# Quickstart

This guide walks you through using the DBNL [Sandbox](/v0.26.x/platform/deployment/sandbox.md) and [SDK Log Ingestion](/v0.26.x/configuration/data-connections/sdk-log-ingestion.md) using the [Python SDK](/v0.26.x/reference/python-sdk.md) to create your first project, submit log data to it, and start analyzing. See this Quickstart as a 3 min video here \[link].

{% hint style="warning" %}
If you would like to create your first project using [SQL Integration Ingestion](/v0.26.x/configuration/data-connections/sql-integration-ingestion.md) or [OTEL Trace Ingestion](/v0.26.x/configuration/data-connections/otel-trace-ingestion.md) instead of  [SDK Log Ingestion](/v0.26.x/configuration/data-connections/sdk-log-ingestion.md) then skip over to the full [Project Setup](/v0.26.x/configuration/data-pipeline.md) docs. The approach and example data below is the fastest way to explore the product locally from scratch.
{% endhint %}

{% stepper %}
{% step %}

### Get and install the latest DBNL SDK and Sandbox.

{% hint style="info" %}
If you already have the SDK and a deployment of DBNL already running and accessible, just log in and skip to step 2.
{% endhint %}

```bash
pip install --upgrade dbnl
dbnl sandbox start
```

Log into the sandbox at <http://localhost:8080> using

* Username: `admin`
* Password: `password`

{% hint style="info" %}
For more deployment options see [Deployment](/v0.26.x/platform/deployment.md), including more detailed instructions for deploying and administering the [Sandbox](/v0.26.x/platform/deployment/sandbox.md).
{% endhint %}
{% endstep %}

{% step %}

### Create a Project

1. Click the "+ New Project" button on the [Namespace](/v0.26.x/platform/administration.md) landing page
2. Give the project a name like `DBNL quickstart project`
3. Add or create a default [Model Connection](/v0.26.x/configuration/model-connections.md) for the Project.
4. Choose SDK Ingestion as the [Data Connection](/v0.26.x/configuration/data-connections.md).
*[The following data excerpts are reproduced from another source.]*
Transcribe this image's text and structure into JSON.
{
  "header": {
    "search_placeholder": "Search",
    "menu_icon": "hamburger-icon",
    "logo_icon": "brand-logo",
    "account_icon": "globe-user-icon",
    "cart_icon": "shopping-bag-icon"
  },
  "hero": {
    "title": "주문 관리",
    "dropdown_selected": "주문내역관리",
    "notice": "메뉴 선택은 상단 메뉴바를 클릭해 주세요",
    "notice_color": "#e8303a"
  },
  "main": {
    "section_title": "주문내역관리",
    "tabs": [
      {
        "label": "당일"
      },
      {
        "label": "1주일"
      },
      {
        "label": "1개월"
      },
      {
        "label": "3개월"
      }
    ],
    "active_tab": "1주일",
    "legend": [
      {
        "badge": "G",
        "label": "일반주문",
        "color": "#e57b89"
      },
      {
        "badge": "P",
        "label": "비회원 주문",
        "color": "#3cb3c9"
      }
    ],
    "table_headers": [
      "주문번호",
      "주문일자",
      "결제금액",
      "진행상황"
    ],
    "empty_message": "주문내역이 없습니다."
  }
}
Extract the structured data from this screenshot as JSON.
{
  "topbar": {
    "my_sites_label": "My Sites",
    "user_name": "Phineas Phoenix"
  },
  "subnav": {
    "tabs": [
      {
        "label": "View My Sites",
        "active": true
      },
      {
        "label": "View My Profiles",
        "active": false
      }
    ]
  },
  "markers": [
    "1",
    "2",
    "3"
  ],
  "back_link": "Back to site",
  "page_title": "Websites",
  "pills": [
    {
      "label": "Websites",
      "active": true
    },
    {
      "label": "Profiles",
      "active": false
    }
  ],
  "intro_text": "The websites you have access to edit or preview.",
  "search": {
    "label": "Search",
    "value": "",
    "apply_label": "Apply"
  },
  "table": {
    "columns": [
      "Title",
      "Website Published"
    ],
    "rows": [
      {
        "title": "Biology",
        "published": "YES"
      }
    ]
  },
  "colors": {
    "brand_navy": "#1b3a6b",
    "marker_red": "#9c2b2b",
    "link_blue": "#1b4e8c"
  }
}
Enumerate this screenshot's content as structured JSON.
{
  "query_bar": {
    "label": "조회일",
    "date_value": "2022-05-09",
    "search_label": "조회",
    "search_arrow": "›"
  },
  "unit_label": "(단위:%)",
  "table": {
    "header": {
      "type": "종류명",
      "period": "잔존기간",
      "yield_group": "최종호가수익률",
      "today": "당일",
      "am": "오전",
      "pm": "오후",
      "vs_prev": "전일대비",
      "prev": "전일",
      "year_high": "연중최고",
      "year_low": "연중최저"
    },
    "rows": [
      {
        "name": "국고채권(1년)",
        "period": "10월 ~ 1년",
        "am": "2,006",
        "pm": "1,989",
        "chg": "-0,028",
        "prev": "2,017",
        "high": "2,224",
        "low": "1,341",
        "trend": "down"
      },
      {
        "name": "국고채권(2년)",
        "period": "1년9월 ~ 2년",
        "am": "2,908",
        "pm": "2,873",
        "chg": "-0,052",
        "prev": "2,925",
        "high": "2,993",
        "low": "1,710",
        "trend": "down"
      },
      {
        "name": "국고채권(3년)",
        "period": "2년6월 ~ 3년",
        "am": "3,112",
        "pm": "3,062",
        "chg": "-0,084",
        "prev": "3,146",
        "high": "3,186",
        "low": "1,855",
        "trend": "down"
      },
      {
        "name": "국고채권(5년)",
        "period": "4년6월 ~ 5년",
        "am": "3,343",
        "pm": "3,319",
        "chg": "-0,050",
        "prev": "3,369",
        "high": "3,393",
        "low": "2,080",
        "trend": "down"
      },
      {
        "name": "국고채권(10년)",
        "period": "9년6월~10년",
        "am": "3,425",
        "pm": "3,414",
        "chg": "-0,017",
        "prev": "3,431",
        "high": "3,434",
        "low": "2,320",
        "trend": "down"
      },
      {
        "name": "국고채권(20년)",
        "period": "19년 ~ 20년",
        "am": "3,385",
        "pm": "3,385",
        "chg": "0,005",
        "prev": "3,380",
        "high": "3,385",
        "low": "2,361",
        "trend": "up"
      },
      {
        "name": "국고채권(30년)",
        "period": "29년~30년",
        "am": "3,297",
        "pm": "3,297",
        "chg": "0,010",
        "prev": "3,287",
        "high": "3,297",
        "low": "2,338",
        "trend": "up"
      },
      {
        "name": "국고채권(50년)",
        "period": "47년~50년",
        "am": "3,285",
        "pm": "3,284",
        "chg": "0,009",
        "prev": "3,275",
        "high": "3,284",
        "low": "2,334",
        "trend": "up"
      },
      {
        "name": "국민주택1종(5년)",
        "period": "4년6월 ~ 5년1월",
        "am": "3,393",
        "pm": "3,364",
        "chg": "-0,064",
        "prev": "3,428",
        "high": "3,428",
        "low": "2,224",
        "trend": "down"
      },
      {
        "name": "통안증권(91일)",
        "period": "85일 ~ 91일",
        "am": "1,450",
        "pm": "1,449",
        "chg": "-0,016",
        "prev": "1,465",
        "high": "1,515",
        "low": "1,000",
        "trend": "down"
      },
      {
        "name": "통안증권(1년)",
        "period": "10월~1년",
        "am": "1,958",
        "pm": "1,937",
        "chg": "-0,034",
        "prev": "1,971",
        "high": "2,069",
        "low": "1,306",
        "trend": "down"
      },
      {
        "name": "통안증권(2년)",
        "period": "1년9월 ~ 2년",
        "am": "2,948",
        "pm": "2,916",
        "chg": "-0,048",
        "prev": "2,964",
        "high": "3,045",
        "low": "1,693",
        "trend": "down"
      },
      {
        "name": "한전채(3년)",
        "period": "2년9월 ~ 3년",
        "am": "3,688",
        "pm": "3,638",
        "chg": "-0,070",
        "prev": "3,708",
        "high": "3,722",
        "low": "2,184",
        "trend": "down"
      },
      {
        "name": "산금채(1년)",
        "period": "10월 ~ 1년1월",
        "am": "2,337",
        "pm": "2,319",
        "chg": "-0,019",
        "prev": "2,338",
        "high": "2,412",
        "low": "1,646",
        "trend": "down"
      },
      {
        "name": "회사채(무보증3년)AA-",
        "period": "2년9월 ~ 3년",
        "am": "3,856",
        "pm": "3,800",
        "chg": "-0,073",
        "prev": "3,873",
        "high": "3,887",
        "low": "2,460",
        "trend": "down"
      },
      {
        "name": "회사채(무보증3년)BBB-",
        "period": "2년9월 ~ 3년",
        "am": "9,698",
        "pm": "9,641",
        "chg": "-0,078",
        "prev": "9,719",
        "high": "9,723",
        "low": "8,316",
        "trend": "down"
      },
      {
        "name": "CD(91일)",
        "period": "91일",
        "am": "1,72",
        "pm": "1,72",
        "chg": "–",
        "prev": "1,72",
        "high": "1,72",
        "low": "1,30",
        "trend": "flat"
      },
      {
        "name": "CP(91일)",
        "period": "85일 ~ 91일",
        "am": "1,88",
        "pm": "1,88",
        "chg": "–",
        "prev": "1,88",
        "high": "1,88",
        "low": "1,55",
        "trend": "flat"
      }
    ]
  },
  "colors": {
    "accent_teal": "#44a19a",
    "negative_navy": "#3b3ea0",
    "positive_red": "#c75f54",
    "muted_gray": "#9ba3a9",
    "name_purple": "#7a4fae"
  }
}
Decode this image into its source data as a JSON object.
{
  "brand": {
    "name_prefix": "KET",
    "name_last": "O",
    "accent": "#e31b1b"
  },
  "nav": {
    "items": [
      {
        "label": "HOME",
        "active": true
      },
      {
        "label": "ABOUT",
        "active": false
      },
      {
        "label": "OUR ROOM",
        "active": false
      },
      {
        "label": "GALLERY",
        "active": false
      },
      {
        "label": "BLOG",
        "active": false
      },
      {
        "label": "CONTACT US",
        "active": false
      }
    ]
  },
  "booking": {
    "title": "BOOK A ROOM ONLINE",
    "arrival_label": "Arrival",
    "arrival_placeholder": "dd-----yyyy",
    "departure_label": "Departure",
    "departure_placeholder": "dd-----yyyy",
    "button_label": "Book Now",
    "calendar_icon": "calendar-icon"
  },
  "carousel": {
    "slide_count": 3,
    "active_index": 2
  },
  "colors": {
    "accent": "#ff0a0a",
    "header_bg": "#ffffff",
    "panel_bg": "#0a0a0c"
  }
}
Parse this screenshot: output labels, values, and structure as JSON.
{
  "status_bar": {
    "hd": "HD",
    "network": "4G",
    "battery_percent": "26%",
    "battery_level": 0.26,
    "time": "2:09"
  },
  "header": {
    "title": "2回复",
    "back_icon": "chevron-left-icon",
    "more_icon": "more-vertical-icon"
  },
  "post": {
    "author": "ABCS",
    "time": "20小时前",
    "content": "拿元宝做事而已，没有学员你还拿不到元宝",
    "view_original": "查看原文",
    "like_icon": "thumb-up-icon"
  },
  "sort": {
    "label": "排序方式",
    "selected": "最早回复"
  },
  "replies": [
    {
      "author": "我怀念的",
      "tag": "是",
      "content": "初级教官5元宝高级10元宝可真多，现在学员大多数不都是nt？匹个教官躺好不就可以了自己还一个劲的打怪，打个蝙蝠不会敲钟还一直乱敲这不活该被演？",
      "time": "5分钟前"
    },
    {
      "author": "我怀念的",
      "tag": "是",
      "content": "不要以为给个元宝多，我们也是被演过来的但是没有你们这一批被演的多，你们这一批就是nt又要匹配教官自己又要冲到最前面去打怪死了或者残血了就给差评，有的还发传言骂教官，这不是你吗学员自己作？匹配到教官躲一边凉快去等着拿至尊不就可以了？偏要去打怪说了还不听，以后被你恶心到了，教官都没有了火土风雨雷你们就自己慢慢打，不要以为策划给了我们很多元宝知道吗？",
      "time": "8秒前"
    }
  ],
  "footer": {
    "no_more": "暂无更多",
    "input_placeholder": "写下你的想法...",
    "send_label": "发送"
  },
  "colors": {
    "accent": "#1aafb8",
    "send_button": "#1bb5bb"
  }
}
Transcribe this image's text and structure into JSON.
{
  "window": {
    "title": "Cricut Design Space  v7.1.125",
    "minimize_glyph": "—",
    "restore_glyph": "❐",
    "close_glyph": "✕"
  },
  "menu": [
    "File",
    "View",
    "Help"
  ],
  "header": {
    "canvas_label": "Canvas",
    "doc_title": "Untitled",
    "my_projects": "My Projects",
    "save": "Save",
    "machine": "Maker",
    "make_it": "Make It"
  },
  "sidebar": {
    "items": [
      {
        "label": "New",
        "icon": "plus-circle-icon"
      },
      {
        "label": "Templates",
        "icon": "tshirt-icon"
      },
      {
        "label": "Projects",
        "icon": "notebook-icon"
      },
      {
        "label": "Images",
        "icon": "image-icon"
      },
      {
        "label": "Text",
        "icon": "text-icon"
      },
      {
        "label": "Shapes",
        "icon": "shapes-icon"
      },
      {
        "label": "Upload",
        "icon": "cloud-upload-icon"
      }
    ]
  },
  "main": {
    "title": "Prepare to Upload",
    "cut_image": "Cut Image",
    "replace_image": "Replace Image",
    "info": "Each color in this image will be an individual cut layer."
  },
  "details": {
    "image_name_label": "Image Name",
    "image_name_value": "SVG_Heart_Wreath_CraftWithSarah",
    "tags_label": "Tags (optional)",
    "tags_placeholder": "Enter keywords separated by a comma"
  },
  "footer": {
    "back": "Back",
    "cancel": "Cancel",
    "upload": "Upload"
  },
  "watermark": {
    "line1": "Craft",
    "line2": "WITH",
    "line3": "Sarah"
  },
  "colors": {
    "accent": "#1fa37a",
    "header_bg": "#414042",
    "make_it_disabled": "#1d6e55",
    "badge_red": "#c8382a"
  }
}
Creating and saving an [API Token](/v0.26.x/platform/authentication.md) for later.

{% hint style="info" %}
Check out the Setup docs \[link] for more details about Projects \[link], LLM Connections \[link], Data Connections \[link], and more.
{% endhint %}
{% endstep %}

{% step %}

### Upload example data

{% hint style="info" %}
You can replace the data below with your real production AI logs. Just make sure they are formatted using our DBNL Semantic Convention \[link]. For more information see SDK Ingestion \[link].
{% endhint %}

```python
DBNL_API_URL = "http://localhost:8080/api"
DBNL_API_TOKEN = ""

import random
from datetime import UTC, datetime, timedelta

import dbnl
import pandas as pd

# Login to dbnl.
dbnl.login(api_url=DBNL_API_URL, api_token=DBNL_API_TOKEN)
# Use current time as reference point.
now = datetime.now(tz=UTC)
# Get or create a new project.
project = dbnl.get_or_create_project(
    name=f"quickstart-{now.isoformat()}",
    schedule="daily",
)
```

<pre class="language-python"><code class="lang-python"><strong># Backfill first 8 days of data.
</strong>now_date = now.replace(hour=0, minute=0, second=0, microsecond=0)
start_date = now_date - timedelta(days=17)
end_date = now_date - timedelta(days=9)
for dt in pd.date_range(start_date, end_date):
    dbnl.report_run_with_results(
        project=project,
        data_start_time=dt,
        data_end_time=dt + timedelta(days=1),
        column_data=pd.DataFrame([
            {
                "timestamp": dt + timedelta(minutes=30 * i),
                "input": f"Is {i} an even or odd number?",
                "output": random.choice(["even", "odd"]),
            }
            for i in range(20)
        ]).astype({
            "timestamp": "datetime64[us, UTC]",
            "input": "string",
            "output": "category",
        }),
    )
</code></pre>

{% hint style="info" %}
You should see data rolling into the platform. Depending on the latency of your LLM Connection \[link] it may take several minutes to ingest, enrich, analyze, and report your first insights. You can check on the status of these jobs by clicking on the "Status" button on the lower left of the project panel.
{% endhint %}
{% endstep %}

{% step %}

### Discover, investigate, and track behavioral signals

1. Go back to the DBNL project at <http://localhost:8080>
2. Discover your first behavioral signals by clicking on "Insights"
3. Investigate these insights by clicking on the "Explorer" or "Logs" button
4. Track segments by clicking "Add Segment to Dashboard"
   {% endstep %}

{% step %}

### Upload more data to see new signals and see tracked signals evolve over time

```python
# Backfill another 8 days of data.
now_date = now.replace(hour=0, minute=0, second=0, microsecond=0)
start_date = now_date - timedelta(days=8)
end_date = now_date - timedelta(days=1)
for dt in pd.date_range(start_date, end_date):
    dbnl.report_run_with_results(
        project=project,
        data_start_time=dt,
        data_end_time=dt + timedelta(days=1),
        column_data=pd.DataFrame([
            {
                "timestamp": dt + timedelta(minutes=30 * i),
                "input": f"Is {i} an even or odd number?",
                "output": random.choice(["even", "odd"]),
            }
            for i in range(20)
        ]).astype({
            "timestamp": "datetime64[us, UTC]",
            "input": "string",
            "output": "category",
        }),
    )
```

Go back to the DBNL project at <http://localhost:8080> and repeat step 4
{% endstep %}
{% endstepper %}

## Next Steps

* Create a Project with your own data using OTEL Trace, SQL, or SDK ingestion. \[link]
* Learn more about the Adaptive Analytics Workflow \[link]
* Deploy the full DBNL platform \[link]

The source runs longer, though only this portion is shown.